Washington — A deal between five major banks and a group of attorneys general — including George Jepsen of Connecticut — could bring $150 million or more to state homeowners who have been victims of foreclosures or the burst of the housing bubble.
The banks involved in the negotiations — the Bank of America, JPMorgan Chase, Wells Fargo, Citibank and Ally Financial — were accused of “robo-signing” foreclosure documents and other fraudulent conduct and could pay up to $25 billion in the settlement. The money would be disbursed by formula to Connecticut and other states that agree to the deal, Jepsen said.
That could provide the state with millions of dollars to counsel homeowners in financial trouble.
Connecticut could receive millions more in refinancing help for homeowners who are up-to-date on their mortgages but owe more than their homes are worth. Under current regulations, homeowners who are “underwater” can’t refinance their loans.
Mortgages of these “underwater” borrowers could also be decreased by tens of thousands of dollars. But only the mortgages held or serviced by the five banks involved in the negotiations would be eligible for the write-downs.

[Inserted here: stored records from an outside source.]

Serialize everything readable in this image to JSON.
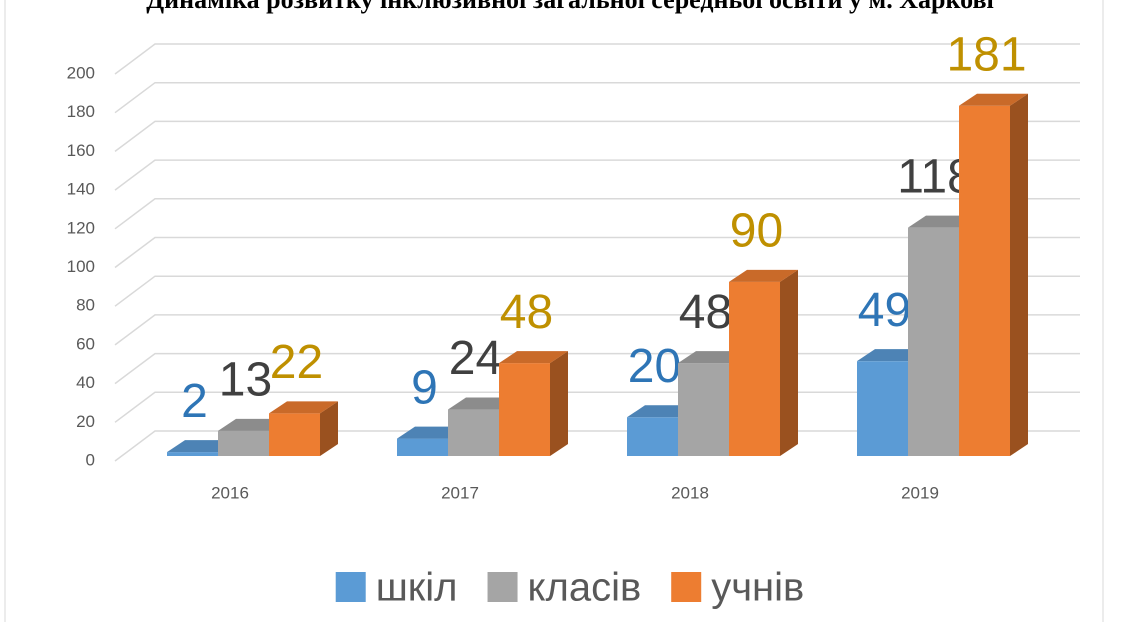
{
  "chart_data": {
    "type": "bar3d",
    "title": "Динаміка розвитку інклюзивної загальної середньої освіти у м. Харкові",
    "categories": [
      "2016",
      "2017",
      "2018",
      "2019"
    ],
    "series": [
      {
        "name": "шкіл",
        "color": "#5b9bd5",
        "label_color": "#2e75b6",
        "values": [
          2,
          9,
          20,
          49
        ]
      },
      {
        "name": "класів",
        "color": "#a5a5a5",
        "label_color": "#404040",
        "values": [
          13,
          24,
          48,
          118
        ]
      },
      {
        "name": "учнів",
        "color": "#ed7d31",
        "label_color": "#bf9000",
        "values": [
          22,
          48,
          90,
          181
        ]
      }
    ],
    "ylim": [
      0,
      200
    ],
    "yticks": [
      0,
      20,
      40,
      60,
      80,
      100,
      120,
      140,
      160,
      180,
      200
    ],
    "grid": true,
    "legend": "bottom"
  }
}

The refinancing help and write-down of mortgages would be available only to homeowners who borrowed money in 2008 through 2011.
The settlement is the result of 18 months of talks among the U.S. Justice Department, the attorneys general and the five big banks that are responsible for about 65 percent of the privately held mortgages in the United States.
But the deal won’t be of much help to those who have already lost their homes to foreclosure, although some would receive a check for about $1,800 as “rough justice money.”
Jepsen, a member of the negotiating team, traveled to Chicago Monday to discuss the agreement with Housing and Urban Development Secretary Shaun Donovan, Justice Department officials and other Democratic attorney generals. Republican attorneys general were briefed on the “agreement in principle” in a conference call Monday evening.
The timing of a final agreement is unclear. “I don’t want to be premature, but things appear to be moving in the right direction,” Jepsen said Tuesday.
There’s one downside to the deal: Once the agreement is signed, banks are likely to pick up the pace on processing foreclosures, which had slowed during the 18 months of negotiations.
According to the latest survey by the Mortgage Bankers Association, nearly 8 percent of the mortgages in Connecticut are more than 90 days delinquent. That’s close to the national rate, but much lower than other states like California, where the delinquency rate is 18 percent and Florida, where it is 23 percent.
Sen. Richard Blumenthal, D-Conn., Connecticut’s attorney general before he was elected to Congress, was in the original group that initiated the investigation of the banks. He said he hoped the deal helps a lot of homeowners in trouble and helps minimize the expected new wave of foreclosures.
But he said the deal is just “one step” in a process, “not a conclusion.”
“I’m going to continue my efforts on the (Senate) Judiciary Committee to investigate mortgage servicers … and to bring to justice the bankers who may still be pursued,” Blumenthal said.
While Connecticut homeowners may get relief under the deal, New Yorkers won’t.
Last year New York Attorney General Eric Schneiderman left the group of attorneys general pursuing the banks. Schneiderman said his colleagues weren’t tough enough, and he’s conducting his own investigation.
But all New England states have agreed to the terms of the deal, although Massachusetts is looking for more money because its laws give the state more leverage over the banks.